A few weeks ago my wife served up a catered lunch for all of the teachers at Michael’s elementary school to celebrate Teacher Appreciation Week. One of the dishes served, something called “Italian Potatoes” was more addictive than crack.
I’ve never actually done crack, so I can’t speak from experience, but from what I’ve heard about its addictive properties, like severe withdrawal if you can’t get a taste and the intense craving people have to recapture that initial high, it has to be close.
Had I not been forced to maintain some level of decorum at the luncheon, I probably would have given into temptation and mugged a few teachers before running off with the chafing dish. Instead, I sat quietly and watched over the tray of Italian Potatoes like a hawk. As people approached, I’d subtly glare at them with great disdain.
There may have even been a few guttural growls because I knew that every spoonful they greedily scooped onto their already food-laden plates was one less spoonful I’d be able to take home with me.
When it was over and their bellies were full, these vultures started breaking out the Tupperware they’d brought from home and proceeded to scoop and ladle all the goodness into their containers like it was some UN food drop. In the end, I was left with one lonely plate of Italian Potatoes. The rest had been heartlessly ripped from my clutches by people for whom the luncheon was actually for.
I can’t provide you with a recipe but I know their variation of this magical dish was created with sliced Italian sausage, potatoes, peppers, onions, and a tongue-teasing array of unidentifiable spices and flavorings.
Tonight, I couldn’t take it any more. I had gone to the grocery store to pick up some things for Heather and I passed the Italian sausage. I passed peppers, onions, and potatoes. I even passed by the spices. All I could think about was the hankerin’ I had for that dish.
Unable to suppress the urge, I called the only known dealer in town, the local tavern that catered the event. As I paced the grocer’s aisles, I could feel the need for a fix growing stronger and stronger.
Me: “Yes, hello.

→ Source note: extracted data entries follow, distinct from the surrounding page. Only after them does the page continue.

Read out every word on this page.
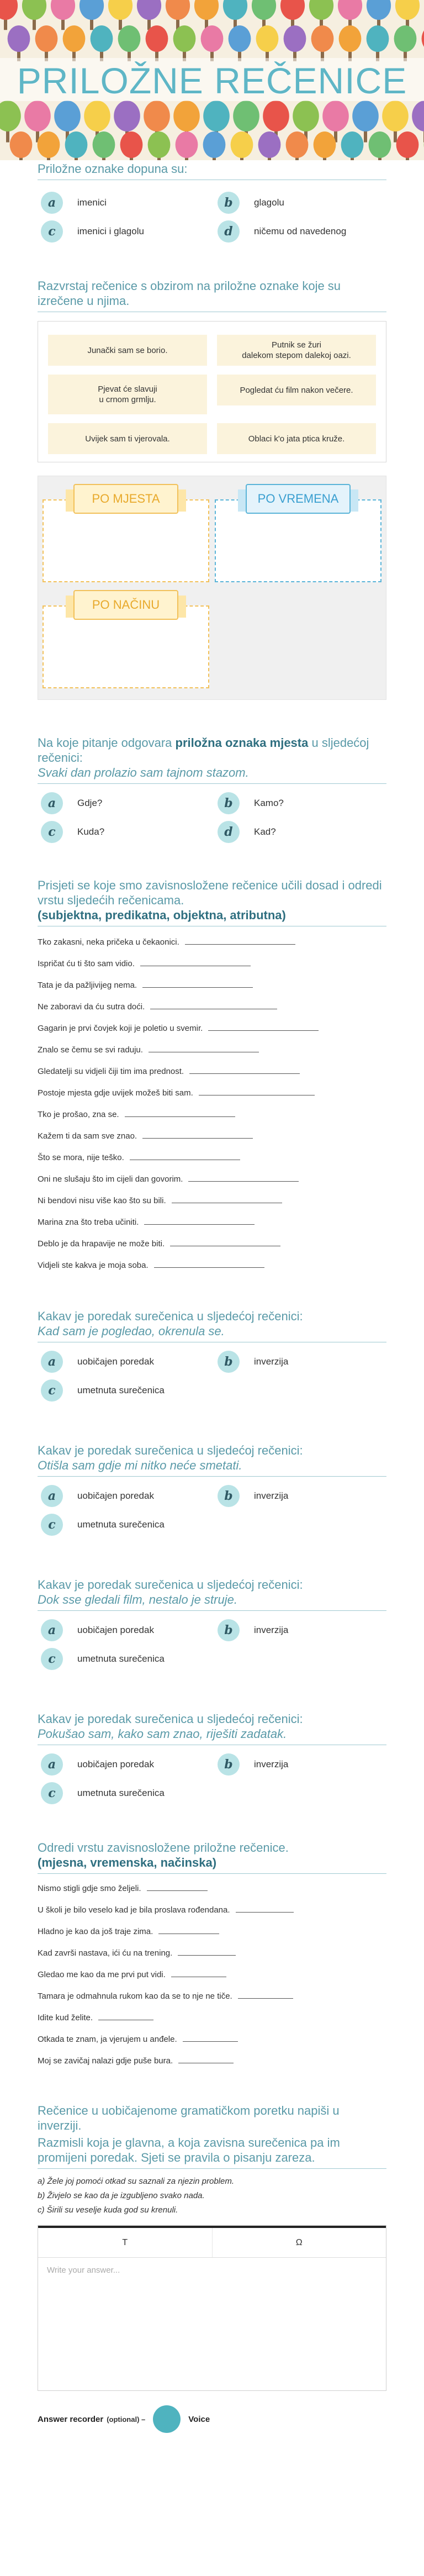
PRILOŽNE REČENICE
Priložne oznake dopuna su:
a	imenici	b	glagolu
c	imenici i glagolu	d	ničemu od navedenog
Razvrstaj rečenice s obzirom na priložne oznake koje su izrečene u njima.
Junački sam se borio.
Putnik se žuri
dalekom stepom dalekoj oazi.
Pjevat će slavuji
u crnom grmlju.
Pogledat ću film nakon večere.
Uvijek sam ti vjerovala.	Oblaci k'o jata ptica kruže.
PO MJESTA	PO VREMENA
PO NAČINU
Na koje pitanje odgovara priložna oznaka mjesta u sljedećoj rečenici:
Svaki dan prolazio sam tajnom stazom.
a	Gdje?	b	Kamo?
c	Kuda?	d	Kad?
Prisjeti se koje smo zavisnosložene rečenice učili dosad i odredi vrstu sljedećih rečenicama.
(subjektna, predikatna, objektna, atributna)
Tko zakasni, neka pričeka u čekaonici.
Ispričat ću ti što sam vidio.
Tata je da pažljivijeg nema.
Ne zaboravi da ću sutra doći.
Gagarin je prvi čovjek koji je poletio u svemir.
Znalo se čemu se svi raduju.
Gledatelji su vidjeli čiji tim ima prednost.
Postoje mjesta gdje uvijek možeš biti sam.
Tko je prošao, zna se.
Kažem ti da sam sve znao.
Što se mora, nije teško.
Oni ne slušaju što im cijeli dan govorim.
Ni bendovi nisu više kao što su bili.
Marina zna što treba učiniti.
Deblo je da hrapavije ne može biti.
Vidjeli ste kakva je moja soba.
Kakav je poredak surečenica u sljedećoj rečenici:
Kad sam je pogledao, okrenula se.
a	uobičajen poredak	b	inverzija
c	umetnuta surečenica
Kakav je poredak surečenica u sljedećoj rečenici:
Otišla sam gdje mi nitko neće smetati.
a	uobičajen poredak	b	inverzija
c	umetnuta surečenica
Kakav je poredak surečenica u sljedećoj rečenici:
Dok sse gledali film, nestalo je struje.
a	uobičajen poredak	b	inverzija
c	umetnuta surečenica
Kakav je poredak surečenica u sljedećoj rečenici:
Pokušao sam, kako sam znao, riješiti zadatak.
a	uobičajen poredak	b	inverzija
c	umetnuta surečenica
Odredi vrstu zavisnosložene priložne rečenice.
(mjesna, vremenska, načinska)
Nismo stigli gdje smo željeli.
U školi je bilo veselo kad je bila proslava rođendana.
Hladno je kao da još traje zima.
Kad završi nastava, ići ću na trening.
Gledao me kao da me prvi put vidi.
Tamara je odmahnula rukom kao da se to nje ne tiče.
Idite kud želite.
Otkada te znam, ja vjerujem u anđele.
Moj se zavičaj nalazi gdje puše bura.
Rečenice u uobičajenome gramatičkom poretku napiši u inverziji.
Razmisli koja je glavna, a koja zavisna surečenica pa im promijeni poredak. Sjeti se pravila o pisanju zareza.
a) Žele joj pomoći otkad su saznali za njezin problem.
b) Živjelo se kao da je izgubljeno svako nada.
c) Širili su veselje kuda god su krenuli.
T	Ω
Write your answer...
Answer recorder (optional) –	Voice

Thank God you’re there. I need a fix. You gotta gimme a taste.”
Dewey’s: “Okayyyy,” she said laughing, “Of what?”
Me: “The Italian Potatoes. I need to order a plate of that.”
Dewey’s: “Oh, I’m sorry, that’s not on our regular menu. It’s only for catered events.”

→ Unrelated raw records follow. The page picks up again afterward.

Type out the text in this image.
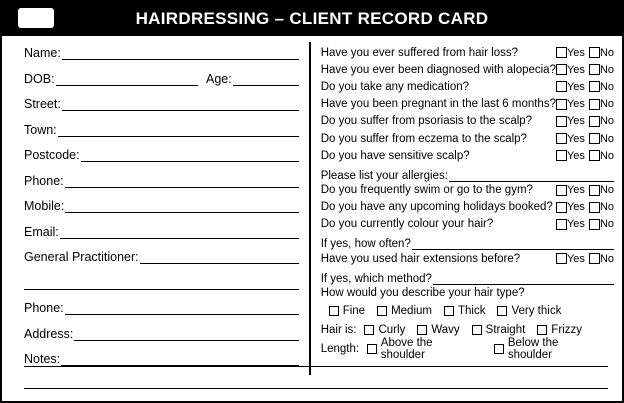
HAIRDRESSING – CLIENT RECORD CARD
Name:
DOB:	Age:
Street:
Town:
Postcode:
Phone:
Mobile:
Email:
General Practitioner:
Phone:
Address:
Notes:
Have you ever suffered from hair loss?	Yes No
Have you ever been diagnosed with alopecia? Yes No
Do you take any medication?	Yes No
Have you been pregnant in the last 6 months? Yes No
Do you suffer from psoriasis to the scalp?	Yes No
Do you suffer from eczema to the scalp?	Yes No
Do you have sensitive scalp?	Yes No
Please list your allergies:
Do you frequently swim or go to the gym?	Yes No
Do you have any upcoming holidays booked? Yes No
Do you currently colour your hair?	Yes No
If yes, how often?
Have you used hair extensions before?	Yes No
If yes, which method?
How would you describe your hair type?
Fine Medium Thick Very thick
Hair is: Curly Wavy Straight Frizzy
Length: Above the shoulder
Below the shoulder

Me (thinking fast): “Perfect. That’s what I need it for. I’m having a party tomorrow. How much is a tray of it?”
Dewey’s: “Well, a large is $50 and a medium is $30.”
Me: “It’s a small party. A party of one. I’m the only one I’m inviting so the medium should be plenty.”
Dewey’s: “Wow. That IS a small party. What time do you need it?”
Me: “Uh…my party starts at 3pm and I don’t plan on being fashionably late. Can I pick it up then?”
Dewey’s: “Absolutely. So what’s the occasion?”
Me: “I’m not sure yet. But I’ll find one, believe me.”
And I have.
Searching all international holidays, I managed to find the ONE celebration going on globally on Saturday, May 19th, the day I pick up my tray of Italian Potatoes. The holiday is called “Commemoration of Atatürk, Youth and Sports Day” and it hails from the country of Turkey. Much like our latest rescue dog, Mahlika.
For those too lazy to hunt the facts down on Wikipedia, Commemoration of Atatürk Youth and Sports Day celebrates the day the revered leader Atatürk landed in Samsun to start the Turkish war of Independence. Because this was the very first stage in a long battle for independence, Atatürk dedicated May 19th to the Turkish youth. A day when songs are sung, sports are played, and (at least here in America) several pounds of Italian Potatoes are eaten.
So come tomorrow, I’ll be celebrating this special occasion with my Turkish dog and a tray of happiness in my lap.
Heather thinks the whole thing is absurd but she’s not the least bit surprised. “If someone is going to order a banquet all for themselves, it’s going to be you.”
If you’d like to join me in showing solidarity with the Turks, feel free to stop by. I just hope you understand that it’s strictly a B.Y.O.I.P. affair. It’s nothing personal…I wouldn’t even share my Italian Potatoes with Atatürk himself.